Das nächste Ende muss ein Anfang sein

EDITORIAL

„Willy, aufstehen, wir müssen regieren!“ Mit diesen Worten versuchte einst Kanzleramtsminister Horst Ehmke, seinem zuweilen in Melancholie und  Selbstzweifeln versinkenden Chef neuen Tatendrang einzuimpfen. „Sozialdemokraten, aufwachen, es spricht täglich mehr dafür, dass ihr bald wieder regieren müsst!“ So muss der legendäre Satz für die Gegenwart neu formuliert werden. Der Grund ist das bestürzende Versagen der „bürgerlichen Wunschkoalition“ Merkel/Westerwelle. Frank-Walter Steinmeier brachte es vor einigen Wochen auf den Punkt: „Schwarz-Gelb ist ein Albtraum“. Und weil das immer mehr Menschen in  Deutschland immer klarer wird, fangen sie an,  sich nach Alternativen umzusehen. Das bringt die SPD wieder ins Spiel – höchst unerwartet und mit ungewissem Ausgang.

 Nach ihrer vernichtenden Niederlage bei der Bundestagswahl vor einem Jahr hatten sich eine ganze Menge Sozialdemokraten erst einmal auf eine ausgedehnte Periode in der politischen Wildnis eingestellt. Manchen gefiel diese Aussicht sogar ziemlich gut. Nach einer Ära vermeintlicher Entfremdung in der Exekutive sei nun endlich die Zeit gekommen, die Wunden verheilen zu lassen, die die Agenda 2010 und das Mitmachen in der Großen Koalition  der „Parteiseele“  geschlagen hätten, fanden sie. Auf die sozialdemokratische Tagesordnung wurden erst einmal Nabelschau, Trauerarbeit und die Suche nach dem inneren Selbst gesetzt. Zeit hatte man ja einstweilen genug.

 Dachte man zumindest. Wie groß der Irrtum war, zeigt sich jetzt. Zwar ist ja richtig, dass Parteien gut daran tun, sich beständig damit zu beschäftigen, wofür sie eigentlich stehen wollen.
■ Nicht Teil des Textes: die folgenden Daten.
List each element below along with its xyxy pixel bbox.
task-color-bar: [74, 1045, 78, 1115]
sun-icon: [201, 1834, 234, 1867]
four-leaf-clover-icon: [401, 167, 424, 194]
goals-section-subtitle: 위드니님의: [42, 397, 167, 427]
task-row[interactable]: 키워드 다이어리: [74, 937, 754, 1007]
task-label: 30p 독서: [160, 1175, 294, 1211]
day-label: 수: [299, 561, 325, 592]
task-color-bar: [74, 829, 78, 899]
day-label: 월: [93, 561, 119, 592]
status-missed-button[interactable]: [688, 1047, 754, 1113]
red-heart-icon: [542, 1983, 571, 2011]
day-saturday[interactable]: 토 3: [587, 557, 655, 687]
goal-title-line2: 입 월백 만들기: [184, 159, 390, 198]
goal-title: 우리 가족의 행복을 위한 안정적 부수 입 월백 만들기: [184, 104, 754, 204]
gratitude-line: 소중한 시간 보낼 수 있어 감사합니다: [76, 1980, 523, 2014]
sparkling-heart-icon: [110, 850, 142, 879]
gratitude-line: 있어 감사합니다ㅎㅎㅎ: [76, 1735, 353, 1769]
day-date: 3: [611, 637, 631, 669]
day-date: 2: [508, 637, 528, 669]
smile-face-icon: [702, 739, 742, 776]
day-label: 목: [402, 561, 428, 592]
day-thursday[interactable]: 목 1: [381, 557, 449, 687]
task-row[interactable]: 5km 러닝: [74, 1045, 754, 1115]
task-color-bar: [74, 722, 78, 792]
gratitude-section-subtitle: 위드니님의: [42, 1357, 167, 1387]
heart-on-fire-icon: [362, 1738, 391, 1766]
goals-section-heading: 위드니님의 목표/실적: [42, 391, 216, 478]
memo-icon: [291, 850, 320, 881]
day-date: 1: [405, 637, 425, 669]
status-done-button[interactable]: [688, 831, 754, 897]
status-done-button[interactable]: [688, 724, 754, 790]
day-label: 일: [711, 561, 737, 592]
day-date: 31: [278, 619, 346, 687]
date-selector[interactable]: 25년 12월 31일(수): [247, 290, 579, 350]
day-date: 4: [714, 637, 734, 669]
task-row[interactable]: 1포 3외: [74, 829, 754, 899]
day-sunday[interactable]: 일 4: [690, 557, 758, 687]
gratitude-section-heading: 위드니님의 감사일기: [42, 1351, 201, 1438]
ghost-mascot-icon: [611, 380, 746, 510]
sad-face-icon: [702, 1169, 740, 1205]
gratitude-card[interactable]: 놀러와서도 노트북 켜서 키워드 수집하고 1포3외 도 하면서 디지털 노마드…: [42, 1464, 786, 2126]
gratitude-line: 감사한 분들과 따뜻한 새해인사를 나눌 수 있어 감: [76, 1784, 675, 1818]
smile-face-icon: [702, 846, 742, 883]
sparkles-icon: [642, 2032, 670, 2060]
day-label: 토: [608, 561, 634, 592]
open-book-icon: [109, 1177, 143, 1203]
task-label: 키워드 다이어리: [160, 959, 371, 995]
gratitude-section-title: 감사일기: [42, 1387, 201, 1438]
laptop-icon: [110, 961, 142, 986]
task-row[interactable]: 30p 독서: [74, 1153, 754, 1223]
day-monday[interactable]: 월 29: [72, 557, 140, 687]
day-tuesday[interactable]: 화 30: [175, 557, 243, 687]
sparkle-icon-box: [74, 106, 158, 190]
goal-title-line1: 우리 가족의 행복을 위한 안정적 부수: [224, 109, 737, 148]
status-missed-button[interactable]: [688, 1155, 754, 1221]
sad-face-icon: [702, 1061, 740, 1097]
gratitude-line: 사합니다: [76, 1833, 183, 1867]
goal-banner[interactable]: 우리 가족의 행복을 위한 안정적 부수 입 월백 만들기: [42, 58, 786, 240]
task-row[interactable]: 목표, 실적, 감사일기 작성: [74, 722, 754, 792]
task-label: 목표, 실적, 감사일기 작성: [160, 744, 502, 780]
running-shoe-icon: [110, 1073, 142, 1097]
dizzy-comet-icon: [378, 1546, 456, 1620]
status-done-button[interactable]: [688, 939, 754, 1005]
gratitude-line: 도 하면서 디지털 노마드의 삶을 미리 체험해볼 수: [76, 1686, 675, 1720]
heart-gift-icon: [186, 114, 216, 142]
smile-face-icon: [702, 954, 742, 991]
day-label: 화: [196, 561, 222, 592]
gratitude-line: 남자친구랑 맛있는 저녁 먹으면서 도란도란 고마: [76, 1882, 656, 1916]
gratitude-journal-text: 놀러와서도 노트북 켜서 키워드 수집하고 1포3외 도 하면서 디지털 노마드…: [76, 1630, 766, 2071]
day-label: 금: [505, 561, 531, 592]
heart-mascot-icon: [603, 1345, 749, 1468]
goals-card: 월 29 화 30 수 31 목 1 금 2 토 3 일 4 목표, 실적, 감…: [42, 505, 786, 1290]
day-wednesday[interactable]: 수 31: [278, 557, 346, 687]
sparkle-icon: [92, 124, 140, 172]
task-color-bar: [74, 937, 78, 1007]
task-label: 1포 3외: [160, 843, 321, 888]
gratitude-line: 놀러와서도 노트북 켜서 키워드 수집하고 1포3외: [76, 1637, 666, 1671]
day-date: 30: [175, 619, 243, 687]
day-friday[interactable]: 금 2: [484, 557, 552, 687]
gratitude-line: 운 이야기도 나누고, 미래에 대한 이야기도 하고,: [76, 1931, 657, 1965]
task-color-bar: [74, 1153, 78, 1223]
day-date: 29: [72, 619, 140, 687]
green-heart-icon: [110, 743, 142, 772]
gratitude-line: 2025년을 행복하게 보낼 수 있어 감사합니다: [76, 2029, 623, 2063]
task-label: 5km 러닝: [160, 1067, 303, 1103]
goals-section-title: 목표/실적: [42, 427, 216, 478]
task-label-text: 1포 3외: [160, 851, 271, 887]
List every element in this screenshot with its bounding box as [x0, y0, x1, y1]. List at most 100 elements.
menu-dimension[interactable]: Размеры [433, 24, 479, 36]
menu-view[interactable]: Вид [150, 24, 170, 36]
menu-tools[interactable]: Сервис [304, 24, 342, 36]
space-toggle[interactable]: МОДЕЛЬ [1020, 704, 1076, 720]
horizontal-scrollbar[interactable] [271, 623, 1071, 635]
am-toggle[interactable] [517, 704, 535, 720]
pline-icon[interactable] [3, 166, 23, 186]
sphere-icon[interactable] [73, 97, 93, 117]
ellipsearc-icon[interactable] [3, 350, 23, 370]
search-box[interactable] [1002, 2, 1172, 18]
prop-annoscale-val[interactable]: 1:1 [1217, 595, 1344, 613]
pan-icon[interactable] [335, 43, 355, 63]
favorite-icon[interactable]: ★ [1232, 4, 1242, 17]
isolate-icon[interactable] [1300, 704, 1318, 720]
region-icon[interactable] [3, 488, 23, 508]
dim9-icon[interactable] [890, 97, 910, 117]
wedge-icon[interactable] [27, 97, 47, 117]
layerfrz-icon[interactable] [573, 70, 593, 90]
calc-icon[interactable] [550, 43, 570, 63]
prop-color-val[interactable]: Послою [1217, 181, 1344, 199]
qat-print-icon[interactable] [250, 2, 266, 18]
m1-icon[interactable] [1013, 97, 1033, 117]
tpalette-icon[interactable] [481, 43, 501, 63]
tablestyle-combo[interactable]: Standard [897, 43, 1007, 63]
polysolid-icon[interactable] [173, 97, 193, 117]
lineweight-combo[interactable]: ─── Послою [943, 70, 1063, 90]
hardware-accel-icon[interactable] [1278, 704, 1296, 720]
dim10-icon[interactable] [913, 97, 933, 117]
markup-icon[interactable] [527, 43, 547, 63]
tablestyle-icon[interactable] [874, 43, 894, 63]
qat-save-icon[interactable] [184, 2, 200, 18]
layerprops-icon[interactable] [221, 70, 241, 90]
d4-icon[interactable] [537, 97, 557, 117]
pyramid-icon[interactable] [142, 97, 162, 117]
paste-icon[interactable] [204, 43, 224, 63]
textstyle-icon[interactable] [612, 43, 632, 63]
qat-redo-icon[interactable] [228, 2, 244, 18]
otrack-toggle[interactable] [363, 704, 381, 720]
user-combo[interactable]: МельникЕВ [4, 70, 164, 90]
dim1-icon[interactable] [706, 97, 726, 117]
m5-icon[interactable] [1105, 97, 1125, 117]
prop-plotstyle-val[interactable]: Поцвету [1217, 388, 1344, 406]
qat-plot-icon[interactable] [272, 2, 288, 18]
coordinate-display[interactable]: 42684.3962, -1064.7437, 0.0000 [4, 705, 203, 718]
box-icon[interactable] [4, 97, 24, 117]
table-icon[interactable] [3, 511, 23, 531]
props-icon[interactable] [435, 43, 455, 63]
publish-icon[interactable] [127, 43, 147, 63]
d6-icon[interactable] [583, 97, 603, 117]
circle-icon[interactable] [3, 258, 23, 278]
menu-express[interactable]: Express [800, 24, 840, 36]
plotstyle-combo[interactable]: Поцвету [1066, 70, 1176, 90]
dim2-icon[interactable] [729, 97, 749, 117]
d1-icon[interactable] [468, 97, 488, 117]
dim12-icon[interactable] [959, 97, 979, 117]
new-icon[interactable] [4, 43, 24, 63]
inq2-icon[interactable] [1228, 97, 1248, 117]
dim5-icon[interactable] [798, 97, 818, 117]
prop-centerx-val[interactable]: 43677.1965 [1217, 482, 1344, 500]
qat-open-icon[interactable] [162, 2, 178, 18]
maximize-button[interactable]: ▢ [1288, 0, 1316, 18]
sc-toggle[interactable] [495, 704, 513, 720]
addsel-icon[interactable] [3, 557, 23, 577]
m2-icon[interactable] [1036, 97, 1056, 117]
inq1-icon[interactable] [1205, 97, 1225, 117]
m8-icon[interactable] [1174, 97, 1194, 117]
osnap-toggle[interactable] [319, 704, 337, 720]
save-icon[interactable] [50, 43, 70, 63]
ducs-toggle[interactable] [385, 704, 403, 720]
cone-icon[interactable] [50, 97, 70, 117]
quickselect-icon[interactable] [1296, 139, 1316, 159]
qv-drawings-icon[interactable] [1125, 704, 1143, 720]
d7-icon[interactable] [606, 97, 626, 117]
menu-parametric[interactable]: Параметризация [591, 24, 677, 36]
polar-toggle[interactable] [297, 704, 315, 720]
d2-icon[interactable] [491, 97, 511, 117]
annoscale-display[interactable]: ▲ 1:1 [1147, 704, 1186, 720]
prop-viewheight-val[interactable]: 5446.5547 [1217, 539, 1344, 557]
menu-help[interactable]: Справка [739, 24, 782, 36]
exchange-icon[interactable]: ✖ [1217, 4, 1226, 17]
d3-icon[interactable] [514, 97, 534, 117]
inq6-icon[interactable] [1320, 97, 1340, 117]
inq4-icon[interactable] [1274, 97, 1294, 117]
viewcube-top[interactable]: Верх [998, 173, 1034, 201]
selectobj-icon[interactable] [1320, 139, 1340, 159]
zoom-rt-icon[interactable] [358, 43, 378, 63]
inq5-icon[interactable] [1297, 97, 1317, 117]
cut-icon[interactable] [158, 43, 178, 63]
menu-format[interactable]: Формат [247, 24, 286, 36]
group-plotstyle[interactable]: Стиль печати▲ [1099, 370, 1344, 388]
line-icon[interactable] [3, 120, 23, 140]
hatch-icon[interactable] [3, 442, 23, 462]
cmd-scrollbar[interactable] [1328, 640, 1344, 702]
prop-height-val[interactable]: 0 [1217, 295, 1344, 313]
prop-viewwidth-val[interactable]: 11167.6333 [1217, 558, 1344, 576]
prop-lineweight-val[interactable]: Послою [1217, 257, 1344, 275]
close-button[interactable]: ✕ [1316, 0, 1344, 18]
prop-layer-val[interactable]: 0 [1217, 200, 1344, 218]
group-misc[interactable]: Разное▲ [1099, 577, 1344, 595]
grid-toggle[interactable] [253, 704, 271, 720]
Aber ebenso richtig ist, dass solches soul searching immer auf politisches Handeln in Gegenwart und Zukunft ausgerichtet sein sollte: „Was würden wir eigentlich tun, wenn wir angesichts der Bedingungen und Zielkonflikte der Gegenwart jetzt agieren müssten? Wie würden wir das besser machen, woran die Regierenden gerade so eklatant scheitern? “ Handfeste Fragen wie diese gehören ins Zentrum der sozialdemokratischen Debatte.

Und das ist bloß der Anfang. Die enormen Herausforderungen des 21. Jahrhunderts – Weltwirtschaft, Klima, Energie, Ernährung, Bevölkerungsentwicklung – werden höchst schwierig zu bewältigen sein; und wenn überhaupt, dann nur mit ebenso intelligenter wie kohärenter Fortschrittspolitik. Nun ist allerdings in Deutschland die Ära der großen Volksparteien für immer vorbei und  das real existierende Parteiensystem zunehmend zerklüftet. Will die SPD in Zukunft als regierende Partei an der Formulierung wirklichkeitsangemessener Fortschrittspolitik beteiligt sein, dann muss sie jetzt anfangen, mit den möglichen Partnern einer progressiven Koalition einen wachsenden Vorrat an inhaltlicher (und übrigens auch zwischenmenschlicher) Übereinstimmung aufzubauen.

„Die Schlüsselbegriffe für eine neue progressive Ära lauten Kooperation, Kreativität und Gleichheit“, schreibt Robert Misik völlig zu recht. Es ist deshalb strategisch überhaupt nicht klug und löst kein einziges Problem unseres Jahrhunderts, wenn Sozialdemokraten heute vor allem Unterschiede zwischen der SPD und denjenigen Parteien herausarbeiten, die für künftige Fortschrittskoalitionen gebraucht werden. Ohne die Grünen wird es solch ein Bündnis sowieso nicht geben. Auch eine zur Wirklichkeit bekehrte Linkspartei und, gewiss, eine sozialliberal erneuerte FDP sind denkbare Partner. Was immer heute die Schnittmengen progressiver Politik erweitert, vergrößert die Chance, dass morgen auf den schwarz-gelben Albtraum etwas substanziell Besseres folgt. Dieses Ende muss ein Anfang sein.